Há coreógrafos que têm uma marca própria, que reconhecemos em cada novo trabalho, o que é bom quando ela é de qualidade. Alguns têm essa marca na encenação, outros na temática de suas obras. E há os que têm uma escrita coreográfica particular, um vocabulário de movimentos, ou como eles são construídos. Os trabalhos de Márcia Milhazes têm essa característica.

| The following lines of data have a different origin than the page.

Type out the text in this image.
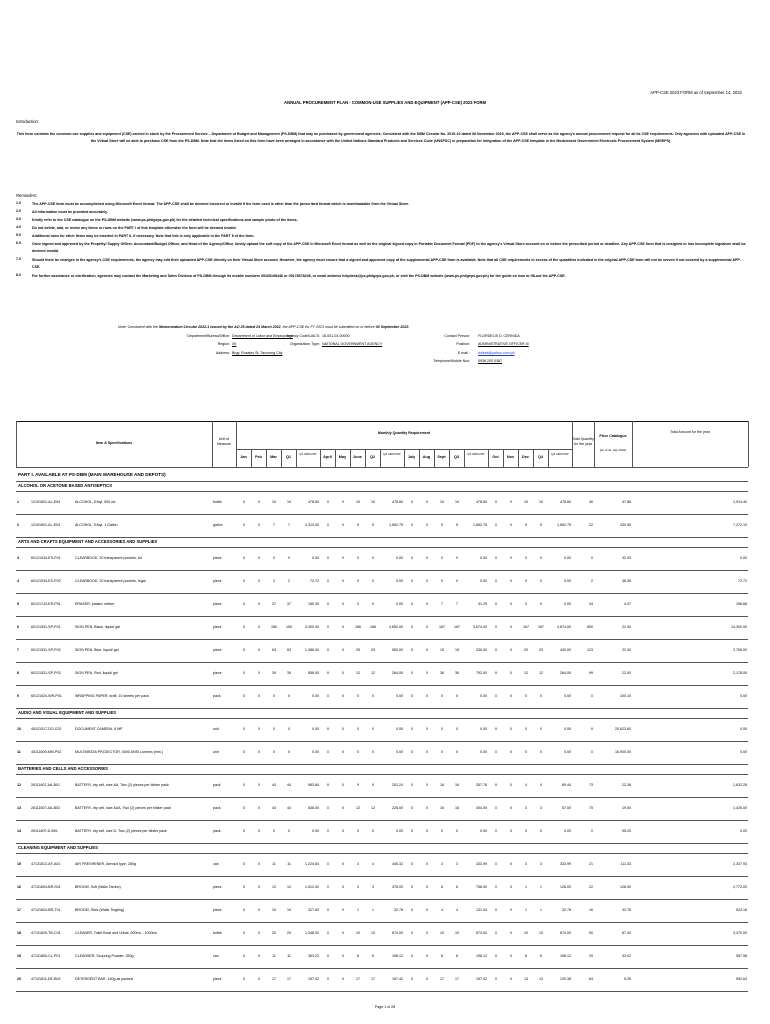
APP-CSE 2023 FORM as of September 14, 2022
ANNUAL PROCUREMENT PLAN - COMMON-USE SUPPLIES AND EQUIPMENT (APP-CSE) 2023 FORM
Introduction:
This form contains the common-use supplies and equipment (CSE) carried in stock by the Procurement Service – Department of Budget and Management (PS-DBM) that may be purchased by government agencies. Consistent with the DBM Circular No. 2019-10 dated 08 November 2019, the APP-CSE shall serve as the agency's annual procurement request for all its CSE requirements. Only agencies with uploaded APP-CSE in the Virtual Store will be able to purchase CSE from the PS-DBM. Note that the items listed on this form have been arranged in accordance with the United Nations Standard Products and Services Code (UNSPSC) in preparation for integration of the APP-CSE template in the Modernized Government Electronic Procurement System (MGEPS).
Reminders:
1.0	The APP-CSE form must be accomplished using Microsoft Excel format. The APP-CSE shall be deemed incorrect or invalid if the form used is other than the prescribed format which is downloadable from the Virtual Store.
2.0	All information must be provided accurately.
3.0	Kindly refer to the CSE catalogue on the PS-DBM website (www.ps-philgeps.gov.ph) for the detailed technical specifications and sample photo of the items.
4.0	Do not delete, add, or revise any items or rows on the PART I of this template otherwise the form will be deemed invalid.
5.0	Additional rows for other items may be inserted in PART II, if necessary. Note that this is only applicable in the PART II of the form.
6.0	Once signed and approved by the Property/ Supply Officer, Accountant/Budget Officer, and Head of the Agency/Office, kindly upload the soft copy of the APP-CSE in Microsoft Excel format as well as the original signed copy in Portable Document Format (PDF) to the agency's Virtual Store account on or before the prescribed period or deadline. Any APP-CSE form that is unsigned or has incomplete signature shall be deemed invalid.
7.0	Should there be changes in the agency's CSE requirements, the agency may edit their uploaded APP-CSE directly on their Virtual Store account. However, the agency must ensure that a signed and approved copy of the supplemental APP-CSE form is available. Note that all CSE requirements in excess of the quantities indicated in the original APP-CSE form will not be served if not covered by a supplemental APP-CSE.
8.0	For further assistance or clarification, agencies may contact the Marketing and Sales Division of PS-DBM through its mobile numbers 09165198446 or 09178678245, or email address helpdesk@ps-philgeps.gov.ph, or visit the PS-DBM website (www.ps-philgeps.gov.ph) for the guide on how to fill-out the APP-CSE.
Note: Consistent with the Memorandum Circular 2022-1 issued by the AO 25 dated 24 March 2022, the APP-CSE for FY 2023 must be submitted on or before 30 September 2022.
Department/Bureau/Office: Department of Labor and Employment
Region: XII
Address: Brgy. Rosales St. Tacurong City
Agency Code/UACS: 16-001-03-00000
Organization Type: NATIONAL GOVERNMENT AGENCY
Contact Person: FLORDELIS D. CERNIDA
Position: ADMINISTRATIVE OFFICER III
E-mail : dolesk@yahoo.com.ph
Telephone/Mobile Nos: 0936 200 0387
Item & Specifications
Unit of Measure
Monthly Quantity Requirement
Jan	Feb	Mar	Q1
Q1 AMOUNT
April	May	June	Q2
Q2 AMOUNT
July	Aug	Sept	Q3
Q3 AMOUNT
Oct	Nov	Dec	Q4
Q4 AMOUNT
Total Quantity for the year
Price Catalogue
(as of 31 July 2022)
Total Amount for the year
PART I. AVAILABLE AT PS-DBM (MAIN WAREHOUSE AND DEPOTS)
ALCOHOL OR ACETONE BASED ANTISEPTICS
1	12191601-AL-E04	ALCOHOL, Ethyl, 500 mL	bottle	0	0	10	10	478.60	0	0	10	10	478.60	0	0	10	10	478.60	0	0	10	10	478.60	40	47.86	1,914.40
2	12191601-AL-E03	ALCOHOL, Ethyl, 1 Gallon	gallon	0	0	7	7	3,313.00	0	0	5	5	1,652.75	0	0	5	5	1,652.75	0	0	5	5	1,652.75	22	330.55	7,272.10
ARTS AND CRAFTS EQUIPMENT AND ACCESSORIES AND SUPPLIES
3	60121534-ES-P01	CLEARBOOK, 20 transparent pockets, A4	piece	0	0	0	0	0.00	0	0	0	0	0.00	0	0	0	0	0.00	0	0	0	0	0.00	0	32.93	0.00
4	60121534-ES-P02	CLEARBOOK, 20 transparent pockets, legal	piece	0	0	2	2	72.72	0	0	0	0	0.00	0	0	0	0	0.00	0	0	0	0	0.00	2	36.36	72.72
5	60121743-ER-P01	ERASER, plastic/ rubber	piece	0	0	37	37	165.39	0	0	0	0	0.00	0	0	7	7	31.29	0	0	0	0	0.00	44	4.47	196.68
6	60121531-SP-P01	SIGN PEN, Black, liquid/ gel	piece	0	0	150	150	3,300.00	0	0	166	166	3,652.00	0	0	167	167	3,674.00	0	0	167	167	3,674.00	650	22.00	14,300.00
7	60121531-SP-P02	SIGN PEN, Blue, liquid/ gel	piece	0	0	63	63	1,386.00	0	0	25	25	550.00	0	0	15	15	330.00	0	0	20	20	440.00	123	22.00	2,706.00
8	60121531-SP-P03	SIGN PEN, Red, liquid/ gel	piece	0	0	39	39	858.00	0	0	12	12	264.00	0	0	36	36	792.00	0	0	12	12	264.00	99	22.00	2,178.00
9	60121524-WR-P01	WRAPPING PAPER, kraft, 10 sheets per pack	pack	0	0	0	0	0.00	0	0	0	0	0.00	0	0	0	0	0.00	0	0	0	0	0.00	0	100.10	0.00
AUDIO AND VISUAL EQUIPMENT AND SUPPLIES
10	45121517-DO-C02	DOCUMENT CAMERA, 8 MP	unit	0	0	0	0	0.00	0	0	0	0	0.00	0	0	0	0	0.00	0	0	0	0	0.00	0	20,623.60	0.00
11	45111609-MM-P02	MULTIMEDIA PROJECTOR, 4000 ANSI Lumens (min.)	unit	0	0	0	0	0.00	0	0	0	0	0.00	0	0	0	0	0.00	0	0	0	0	0.00	0	16,900.00	0.00
BATTERIES AND CELLS AND ACCESSORIES
12	26111607-AA-B01	BATTERY, dry cell, size AA, Two (2) pieces per blister pack	pack	0	0	44	44	983.84	0	0	9	9	201.24	0	0	16	16	357.76	0	0	4	4	89.44	73	22.36	1,632.28
13	26111607-AA-B02	BATTERY, dry cell, size AAA, Two (2) pieces per blister pack	pack	0	0	44	44	836.00	0	0	12	12	228.00	0	0	16	16	304.00	0	0	3	3	57.00	75	19.00	1,425.00
14	26111607-D-B01	BATTERY, dry cell, size D, Two (2) pieces per blister pack	pack	0	0	0	0	0.00	0	0	0	0	0.00	0	0	0	0	0.00	0	0	0	0	0.00	0	95.20	0.00
CLEANING EQUIPMENT AND SUPPLIES
15	47131812-AF-A01	AIR FRESHENER, Aerosol type, 280g	can	0	0	11	11	1,224.63	0	0	4	4	445.32	0	0	3	3	333.99	0	0	3	3	333.99	21	111.33	2,337.93
16	47131604-BR-S01	BROOM, Soft (Walis Tambo)	piece	0	0	12	12	1,512.00	0	0	3	3	378.00	0	0	6	6	756.00	0	0	1	1	126.00	22	126.00	2,772.00
17	47131604-BR-T01	BROOM, Stick (Walis Tingting)	piece	0	0	10	10	327.60	0	0	1	1	32.76	0	0	4	4	131.04	0	0	1	1	32.76	16	32.76	524.16
18	47131829-TB-C01	CLEANER, Toilet Bowl and Urinal, 900mL - 1000mL	bottle	0	0	20	20	1,348.00	0	0	10	10	674.00	0	0	10	10	674.00	0	0	10	10	674.00	50	67.40	3,370.00
19	47131805-CL-P01	CLEANSER, Scouring Powder, 350g	can	0	0	11	11	363.22	0	0	6	6	198.12	0	0	6	6	198.12	0	0	6	6	198.12	29	33.02	957.58
20	47131811-DE-B02	DETERGENT BAR, 140g as packed	piece	0	0	17	17	157.42	0	0	17	17	157.42	0	0	17	17	157.42	0	0	13	13	120.38	64	9.26	592.64
Page 1 of 28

Márcia é senhora dos detalhes, da sequência de movimentos que parecem se repetir, mas que se alteram sem que se perceba ao certo como isso se deu. Ela se diz barroca. Nesse ponto, lembra o trabalho da sua irmã artista plástica. Mas, Márcia é também construtora de emoções. Emoções que são transmitidas pela movimentação de seus bailarinos. Assistir a um trabalho seu deixa no espectador um leve sorriso no rosto ao perceber a inteligência e o intrincado do que observa.
Em seus trabalhos, há uma construção de quase personagens, seres capazes de transmitir dúvida, alegria, angústia, sem dizer palavra, apenas com o fluxo de movimentos que passam por seus corpos. Movimentos que executam com sua individualidade reforçada, presente ali em cena.
Celeste é o seu mais novo trabalho, criado para a bailarina Maria Alice Poppe. O encontro das duas artistas é potente, capaz de gerar fagulhas intensas. Um solo, uma mulher sozinha em cena, com toda a força da capacidade de interpretação através do movimento de Maria Alice, lapidada em anos de muito trabalho. Celeste evoca muitas mulheres no corpo ágil da bailarina. Uma jovem ingênua talvez, ansiosa, angustiada, uma Macabéa. Há também o êxtase que torce o corpo, dobra a espinha, de uma Teresa de Ávila. Mas, é apenas Celeste.
Mãos se contorcem, cotovelos se encontram, para depois se afastarem em braços que se abrem e deixam uma perna subir. O corpo gira, as mãos se cruzam, os braços se estendem à frente e acima, a cabeça se volta para baixo, depois para trás, o corpo estremece, o olhar se volta para o lado, numa tessitura de movimentos em permanente fluxo de emoções e energia. Que bom poder usar a palavra tessitura, é a mais apropriada. É uma boa definição da impressão que a obra nos causa.
Esse encontro entre essas duas maravilhosas trabalhadoras da dança, artistas de imenso talento, ainda pode render muitas delícias para um público carente de produções da dança carioca.